In fact, he’d hardly known what to expect when the message came, out of the blue, that the thug would like to see him. No particular time or date mentioned, just that he’d something he’d like to say, so could Tim drop in when convenient? Reading it, Tim had shrugged and was about to throw the paper away when Sue rescued it. He ought to go, she said; the man obviously had something on his mind.
The woman who opened the door recognised Tim immediately. ‘Oh, Arthur will be so pleased!’ she exclaimed, her face lighting up. ‘Do come in. It means so much to him.’
She was small, almost mousy in appearance; hardly the sort of person Tim had imagined. Greying blonde hair kept meticulously in place, a blue hand-knitted jumper and plain skirt: she was as neat as the house she ruled over.

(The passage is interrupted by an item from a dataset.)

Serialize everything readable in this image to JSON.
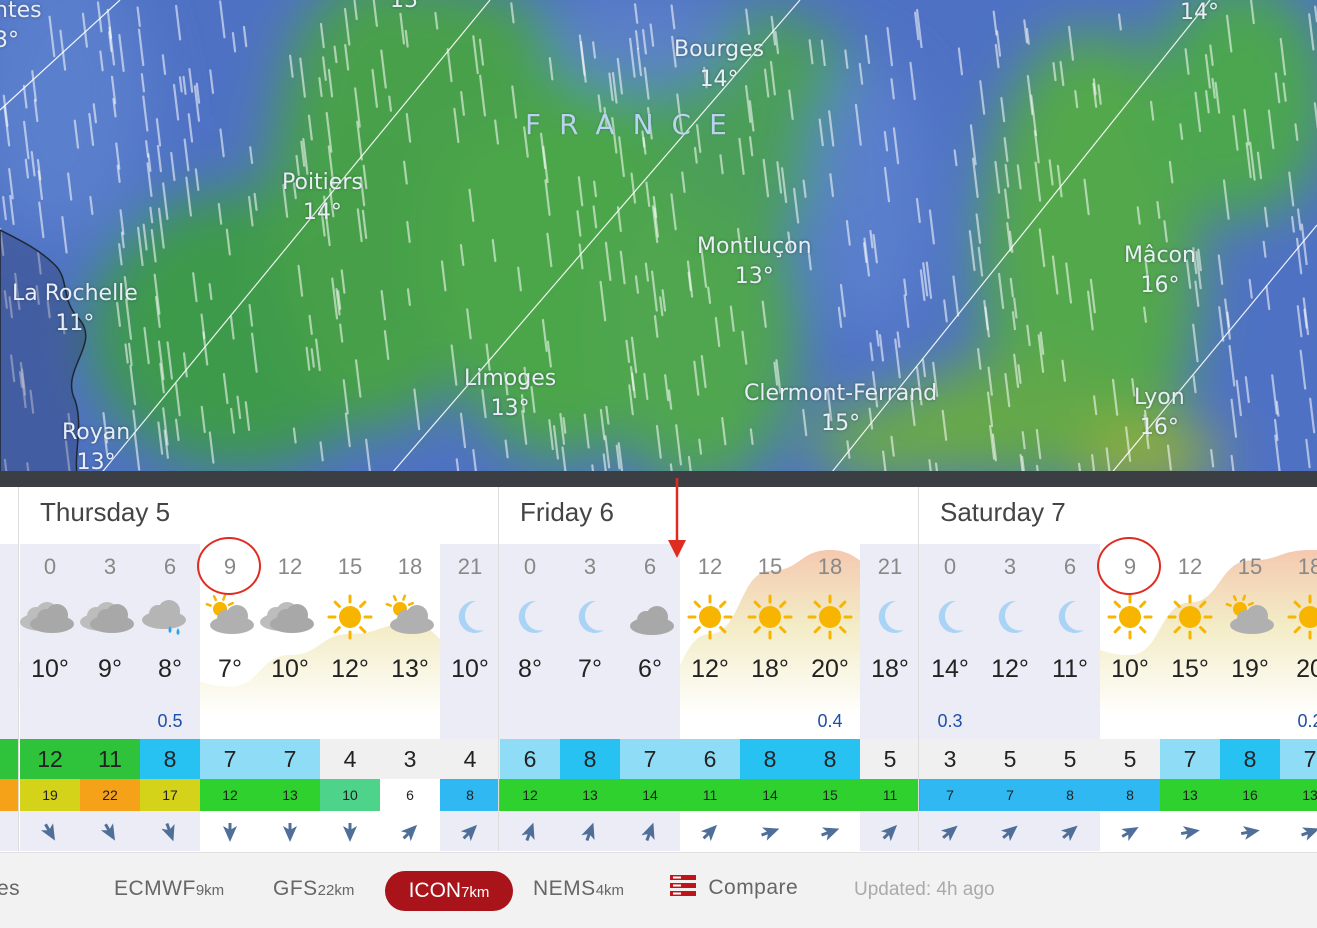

He introduced Sue, then asked how Arthur was keeping. Since that episode in the harbour he’d not set eyes on the man, though it was common knowledge among the Gulliver crew that he’d be confined to a wheelchair for the rest of his life.
‘It was the stroke, you know,’ she explained, shaking her head. ‘Them jellyfish was bad enough, but it was the stroke did for him. Still, he keeps cheerful. Must warn you, though, he can’t speak too well.’
Arthur was in the back room, sitting by the window. His face was terribly thin and pitted with scars. He was slumped in his wheelchair, his shoulders sagging forward, his muscles wasted away: a mere ghost of the man he used to be. On seeing Tim, his lips distorted into a shadow of a smile; his hand shook as he held it out.